Master of Public Health (MPH)

Department

Public Health

First Advisor

Dr. Roby Greenwald

Second Advisor

Dr. Christina Fuller

Abstract

INTRODUCTION: Air pollution in urban areas has been a growing concern in the public health sector, especially with regards to negative health effects from traffic-related air pollution.

AIM: The aim of this study is to quantify air pollution levels along the Atlanta BeltLine Eastside Trail, a popular urban trail located in Downtown Atlanta, and compare the pollution levels to measurements taken along a nearby roadway. The goal is to ultimately determine if there are any significant differences between air quality along the BeltLine and air quality along nearby roadways. No statistical significance in the data would suggest that individuals utilizing the BeltLine are exposed to the same levels of traffic-related air pollutants that are present on nearby roadways.
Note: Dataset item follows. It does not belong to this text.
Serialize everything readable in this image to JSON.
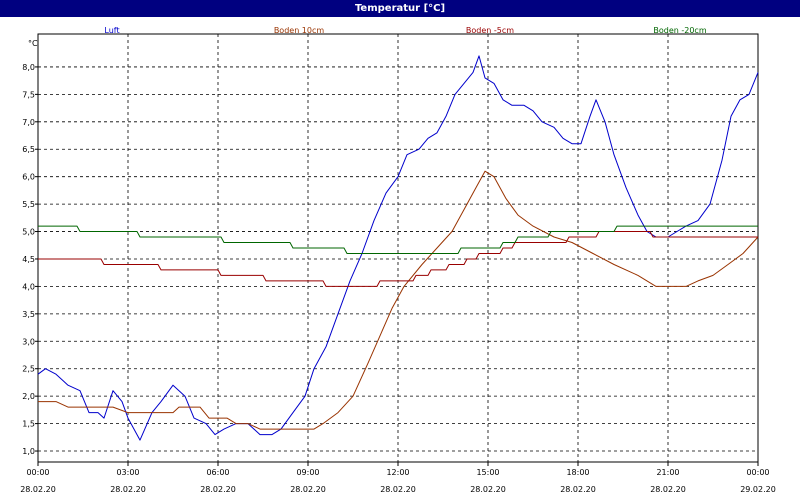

METHODS: Samples were collected along the Eastside Trail of the BeltLine and along neighboring roads over the course of 11 days using a mobile monitoring platform. Four parameters of air quality were measured- Optical Particle Counter (OPC) volume concentration, particle number concentration, median particle diameter, and black carbon levels. A paired t-test was conducted to assess any statistical significance between samples taken along the BeltLine versus samples taken along nearby roadways.

RESULTS: While there was some statistical significance between recorded air pollution levels for individual days, the overall results showed no statistical significance for any of the air quality parameters that were examined.

DISCUSSION: The findings of this study indicate that individuals utilizing the BeltLine have the potential to be exposed to the same levels of air pollutants found along roadways.